Twenty-two people who are serving lengthy federal prison terms for drug offenses will be out from behind bars this summer, after President Obama reduced their sentences on Tuesday.
Seven of the people had been sentenced to life in prison, and some have already served more than two decades behind bars.
The White House says the release of the 22 prisoners is in line with the shorter sentences attached to drug offenses under today's laws.
“Had they been sentenced under current laws and policies, many of these individuals would have already served their time and paid their debt to society,” a White House blog post reads.
Tuesday’s announcement follows the President's renewed focus on improving the criminal justice system in his second term. Last year, Obama's Justice Department launched an initiative to identify candidates for clemency if they met certain criteria, including non-violent drug offenders who have spent at least a decade behind bars for their crimes.

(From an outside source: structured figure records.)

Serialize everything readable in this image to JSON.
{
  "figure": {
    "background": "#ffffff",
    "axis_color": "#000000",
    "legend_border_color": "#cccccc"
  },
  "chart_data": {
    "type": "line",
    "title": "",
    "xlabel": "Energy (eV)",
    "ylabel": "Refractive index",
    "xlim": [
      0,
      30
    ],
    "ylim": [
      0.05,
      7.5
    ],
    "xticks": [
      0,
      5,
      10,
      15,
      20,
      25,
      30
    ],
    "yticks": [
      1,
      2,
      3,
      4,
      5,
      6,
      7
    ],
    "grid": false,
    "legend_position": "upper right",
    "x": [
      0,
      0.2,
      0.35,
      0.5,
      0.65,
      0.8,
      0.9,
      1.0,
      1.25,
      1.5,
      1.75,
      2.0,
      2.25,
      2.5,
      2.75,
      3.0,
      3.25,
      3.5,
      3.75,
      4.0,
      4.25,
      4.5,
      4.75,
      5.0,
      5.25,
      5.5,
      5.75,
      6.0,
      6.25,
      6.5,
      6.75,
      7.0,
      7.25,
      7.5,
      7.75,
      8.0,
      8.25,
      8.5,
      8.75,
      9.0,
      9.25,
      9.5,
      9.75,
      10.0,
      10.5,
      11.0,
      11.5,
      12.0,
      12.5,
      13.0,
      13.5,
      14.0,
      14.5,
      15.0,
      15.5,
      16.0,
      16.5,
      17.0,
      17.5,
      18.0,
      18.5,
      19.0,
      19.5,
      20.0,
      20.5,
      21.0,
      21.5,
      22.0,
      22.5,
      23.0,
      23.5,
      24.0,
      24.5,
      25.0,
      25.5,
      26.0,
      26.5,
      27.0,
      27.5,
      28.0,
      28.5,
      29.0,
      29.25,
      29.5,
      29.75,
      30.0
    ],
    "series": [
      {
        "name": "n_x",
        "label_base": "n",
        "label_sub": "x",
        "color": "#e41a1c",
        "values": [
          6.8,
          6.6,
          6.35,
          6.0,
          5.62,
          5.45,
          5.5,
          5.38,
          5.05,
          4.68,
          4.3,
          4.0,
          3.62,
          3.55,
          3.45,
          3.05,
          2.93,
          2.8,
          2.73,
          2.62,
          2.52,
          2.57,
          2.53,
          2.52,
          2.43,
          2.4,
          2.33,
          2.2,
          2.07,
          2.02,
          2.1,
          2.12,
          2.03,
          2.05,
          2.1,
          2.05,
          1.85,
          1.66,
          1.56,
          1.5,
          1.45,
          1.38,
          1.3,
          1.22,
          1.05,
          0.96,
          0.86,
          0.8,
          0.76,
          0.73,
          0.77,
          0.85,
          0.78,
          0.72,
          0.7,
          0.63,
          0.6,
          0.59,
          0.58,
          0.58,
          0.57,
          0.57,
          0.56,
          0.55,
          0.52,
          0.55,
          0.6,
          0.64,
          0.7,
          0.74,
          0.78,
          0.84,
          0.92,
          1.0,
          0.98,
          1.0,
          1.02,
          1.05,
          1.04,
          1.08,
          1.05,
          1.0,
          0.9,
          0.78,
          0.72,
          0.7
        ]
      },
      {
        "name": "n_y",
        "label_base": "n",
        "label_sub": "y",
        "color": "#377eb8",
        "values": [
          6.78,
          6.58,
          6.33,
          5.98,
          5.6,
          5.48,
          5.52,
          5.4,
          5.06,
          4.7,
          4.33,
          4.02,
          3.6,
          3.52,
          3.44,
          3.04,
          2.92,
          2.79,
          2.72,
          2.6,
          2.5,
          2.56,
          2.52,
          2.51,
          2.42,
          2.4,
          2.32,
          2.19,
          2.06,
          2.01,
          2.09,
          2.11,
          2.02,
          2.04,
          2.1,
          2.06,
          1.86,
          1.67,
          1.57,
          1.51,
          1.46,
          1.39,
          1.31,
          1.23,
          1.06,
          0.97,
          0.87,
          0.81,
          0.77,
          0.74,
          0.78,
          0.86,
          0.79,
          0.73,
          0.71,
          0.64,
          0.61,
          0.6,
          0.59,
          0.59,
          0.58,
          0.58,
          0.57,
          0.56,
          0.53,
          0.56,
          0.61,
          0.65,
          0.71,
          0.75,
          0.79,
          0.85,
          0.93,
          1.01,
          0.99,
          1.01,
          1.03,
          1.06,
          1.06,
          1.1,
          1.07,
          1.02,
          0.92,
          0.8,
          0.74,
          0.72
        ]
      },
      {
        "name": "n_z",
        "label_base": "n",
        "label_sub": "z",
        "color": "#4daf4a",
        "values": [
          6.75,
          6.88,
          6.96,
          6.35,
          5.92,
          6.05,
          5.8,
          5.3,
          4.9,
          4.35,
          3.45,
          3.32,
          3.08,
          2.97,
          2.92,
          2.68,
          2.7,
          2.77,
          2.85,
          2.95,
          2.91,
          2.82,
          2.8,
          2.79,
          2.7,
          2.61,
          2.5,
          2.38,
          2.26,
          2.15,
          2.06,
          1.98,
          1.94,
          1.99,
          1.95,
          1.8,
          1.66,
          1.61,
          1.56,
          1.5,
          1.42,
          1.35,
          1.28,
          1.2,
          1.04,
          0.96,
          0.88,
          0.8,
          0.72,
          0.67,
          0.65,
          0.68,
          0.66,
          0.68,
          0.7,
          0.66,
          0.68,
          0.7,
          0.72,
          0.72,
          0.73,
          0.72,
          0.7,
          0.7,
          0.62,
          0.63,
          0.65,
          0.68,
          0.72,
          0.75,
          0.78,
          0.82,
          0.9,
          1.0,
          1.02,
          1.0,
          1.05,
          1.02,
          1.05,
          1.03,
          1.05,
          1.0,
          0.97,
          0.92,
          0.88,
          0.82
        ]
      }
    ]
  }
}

The President sent a letter to each of the people who will soon be released. The letter reads in part: "I am granting your application because you have demonstrated the potential to turn your life around. Now it is up to you to make the most of this opportunity."
The letter continues, "I believe in your ability to prove the doubters wrong."
Julie Stewart, president of the Washington-based organization Families Against Mandatory Minimum Sentences (FAMM), hailed the decision to release the prisoners, saying, “President Obama is making good on his promise to use the powers granted him by the Constitution to provide relief for federal prisoners serving excessively long mandatory minimum sentences.”
“We hope and expect to see more commutations granted through the end of his term,” she added in a statement.
One of the 22 federal prisoners who will be released in July is Donel Marcus Clark, a member of FAMM who has been in prison for more than 20 years for his involvement in a nonviolent drug conspiracy.
The latest round of sentence reduction, formally known as commutations, brings Obama’s total tally of early releases to 43. That’s more commutations than Presidents Reagan, George H.W. Bush, and George W. Bush combined, though still not as many as granted by President Clinton.
P.S. Ruckman, a professor of political science and editor of a blog on the pardon power, tells TIME that Obama's action on Tuesday is a sign the president is being thoughtful about issuing pardons.
“I would call it smart pardoning,” P.S. Ruckman tells TIME. “When you look at this, it looks like there’s a thought process behind it and that’s refreshing. It would restore faith in pardons if we had more of that.”